Une mission d’inspection sanitaire s’est déroulée les 26 et 27 août 2026 dans plusieurs régions du Bénin. Le ministre de la Santé, Benjamin Hounkpatin, a effectué une tournée dans des hôpitaux du nord, du centre et du sud pour constater concrètement comment la mesure de prise en charge des urgences vitales est appliquée dans ces structures.
Ce mécanisme, lancé début juin 2026, oblige désormais les établissements publics à administrer les premiers soins sans exiger de règlement financier avant toute intervention lorsqu’un pronostic vital est en jeu. Un budget d’un milliard de francs CFA avait été alloué pour approvisionner les hôpitaux en médicaments et matériel indispensables. Trois mois après son démarrage, cette tournée visait à dresser un premier état des lieux sur le terrain.

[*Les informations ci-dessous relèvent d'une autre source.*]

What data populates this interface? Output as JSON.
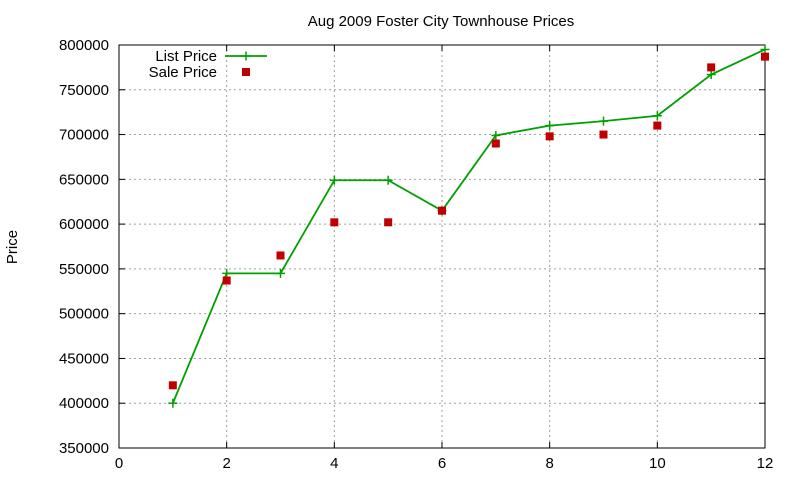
{
  "chart_data": {
    "type": "line",
    "title": "Aug 2009 Foster City Townhouse Prices",
    "xlabel": "",
    "ylabel": "Price",
    "xlim": [
      0,
      12
    ],
    "ylim": [
      350000,
      800000
    ],
    "xticks": [
      0,
      2,
      4,
      6,
      8,
      10,
      12
    ],
    "yticks": [
      350000,
      400000,
      450000,
      500000,
      550000,
      600000,
      650000,
      700000,
      750000,
      800000
    ],
    "grid": true,
    "legend_position": "top-left",
    "series": [
      {
        "name": "List Price",
        "style": "line-with-plus-markers",
        "color": "#00a000",
        "x": [
          1,
          2,
          3,
          4,
          5,
          6,
          7,
          8,
          9,
          10,
          11,
          12
        ],
        "y": [
          400000,
          545000,
          545000,
          649000,
          649000,
          615000,
          699000,
          710000,
          715000,
          721000,
          767000,
          795000
        ]
      },
      {
        "name": "Sale Price",
        "style": "square-markers",
        "color": "#c00000",
        "x": [
          1,
          2,
          3,
          4,
          5,
          6,
          7,
          8,
          9,
          10,
          11,
          12
        ],
        "y": [
          420000,
          537000,
          565000,
          602000,
          602000,
          615000,
          690000,
          698000,
          700000,
          710000,
          775000,
          787000
        ]
      }
    ]
  }
}
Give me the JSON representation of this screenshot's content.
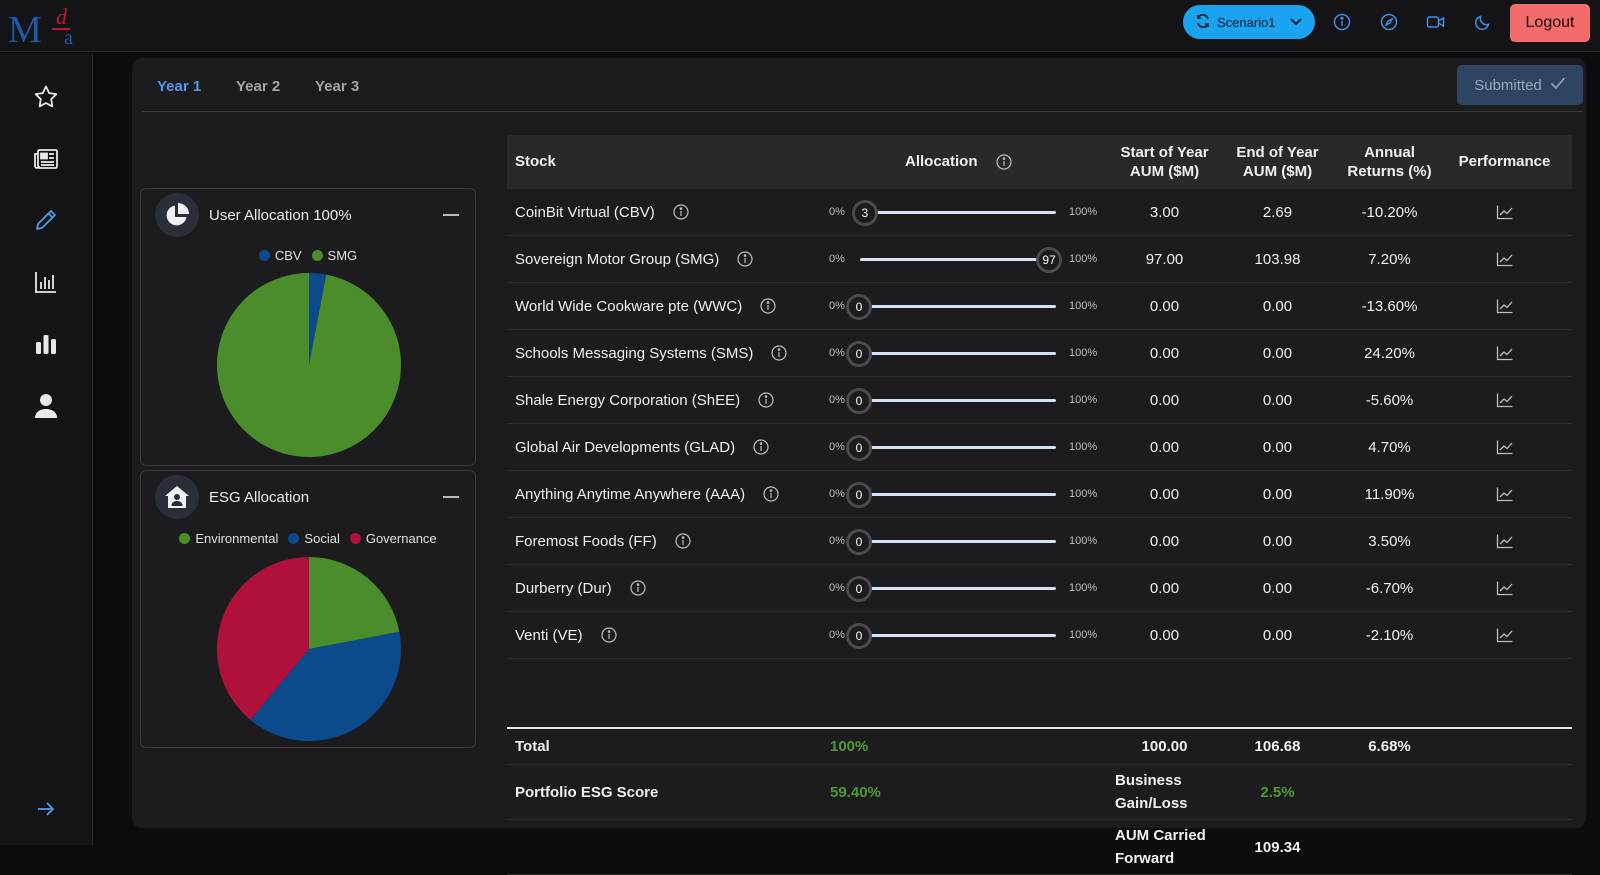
{
  "brand": {
    "logo_text": "Mda"
  },
  "topbar": {
    "scenario_label": "Scenario1",
    "logout_label": "Logout",
    "icons": [
      "info-icon",
      "compass-icon",
      "video-icon",
      "moon-icon"
    ]
  },
  "sidebar": {
    "items": [
      "star-icon",
      "newspaper-icon",
      "pencil-icon",
      "chart-line-icon",
      "bar-chart-icon",
      "user-icon"
    ],
    "expand_icon": "arrow-right-icon"
  },
  "tabs": [
    "Year 1",
    "Year 2",
    "Year 3"
  ],
  "submitted_label": "Submitted",
  "user_allocation": {
    "title": "User Allocation  100%",
    "legend": [
      {
        "label": "CBV",
        "color": "#0b4a8b"
      },
      {
        "label": "SMG",
        "color": "#4b8d2a"
      }
    ],
    "values": [
      3,
      97
    ]
  },
  "esg_allocation": {
    "title": "ESG Allocation",
    "legend": [
      {
        "label": "Environmental",
        "color": "#4b8d2a"
      },
      {
        "label": "Social",
        "color": "#0b4a8b"
      },
      {
        "label": "Governance",
        "color": "#b0103c"
      }
    ],
    "values": [
      22,
      39,
      39
    ]
  },
  "table": {
    "headers": {
      "stock": "Stock",
      "allocation": "Allocation",
      "start_aum": "Start of Year AUM ($M)",
      "end_aum": "End of Year AUM ($M)",
      "returns": "Annual Returns (%)",
      "performance": "Performance"
    },
    "min_label": "0%",
    "max_label": "100%",
    "rows": [
      {
        "name": "CoinBit Virtual  (CBV)",
        "alloc": 3,
        "start": "3.00",
        "end": "2.69",
        "ret": "-10.20%"
      },
      {
        "name": "Sovereign Motor Group  (SMG)",
        "alloc": 97,
        "start": "97.00",
        "end": "103.98",
        "ret": "7.20%"
      },
      {
        "name": "World Wide Cookware pte  (WWC)",
        "alloc": 0,
        "start": "0.00",
        "end": "0.00",
        "ret": "-13.60%"
      },
      {
        "name": "Schools Messaging Systems  (SMS)",
        "alloc": 0,
        "start": "0.00",
        "end": "0.00",
        "ret": "24.20%"
      },
      {
        "name": "Shale Energy Corporation  (ShEE)",
        "alloc": 0,
        "start": "0.00",
        "end": "0.00",
        "ret": "-5.60%"
      },
      {
        "name": "Global Air Developments  (GLAD)",
        "alloc": 0,
        "start": "0.00",
        "end": "0.00",
        "ret": "4.70%"
      },
      {
        "name": "Anything Anytime Anywhere  (AAA)",
        "alloc": 0,
        "start": "0.00",
        "end": "0.00",
        "ret": "11.90%"
      },
      {
        "name": "Foremost Foods  (FF)",
        "alloc": 0,
        "start": "0.00",
        "end": "0.00",
        "ret": "3.50%"
      },
      {
        "name": "Durberry  (Dur)",
        "alloc": 0,
        "start": "0.00",
        "end": "0.00",
        "ret": "-6.70%"
      },
      {
        "name": "Venti  (VE)",
        "alloc": 0,
        "start": "0.00",
        "end": "0.00",
        "ret": "-2.10%"
      }
    ],
    "total": {
      "label": "Total",
      "alloc": "100%",
      "start": "100.00",
      "end": "106.68",
      "ret": "6.68%"
    },
    "esg_score": {
      "label": "Portfolio ESG Score",
      "value": "59.40%",
      "gain_label": "Business Gain/Loss",
      "gain_value": "2.5%"
    },
    "carried": {
      "label": "AUM Carried Forward",
      "value": "109.34"
    }
  }
}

Le bilan du CHUD Borgou en question
Premier arrêt de la mission, le Centre Hospitalier Universitaire Départemental du Borgou a servi de base pour un échange approfondi avec l’équipe dirigeante de l’établissement. Le directeur général, professeur Didier Adédémi, a présenté un bilan globalement positif, tout en signalant des obstacles persistants concernant l’identification de certains malades et la récupération des sommes dues par la suite. Sur place, la délégation a également examiné les possibilités de rénovation en vue de transformer l’établissement en pôle de référence pour toute la région. Le déplacement s’est prolongé jusqu’au Centre de traitement des épidémies de Parakou, structure réservée aux maladies infectieuses.
Étape par étape, un état des lieux départemental
La délégation a poursuivi son parcours vers le centre de santé de Tchatchou, en pleine reconstruction dans la commune de Tchaourou, avant de rejoindre l’hôpital Saint-Martin de Papané. Dans cet établissement frontalier, jugé vulnérable aux risques d’épidémies importées, les échanges ont porté sur la nécessité de renforcer la formation des soignants via le Centre des opérations d’urgence de santé publique, pour permettre un repérage plus rapide des cas suspects dans les communautés environnantes.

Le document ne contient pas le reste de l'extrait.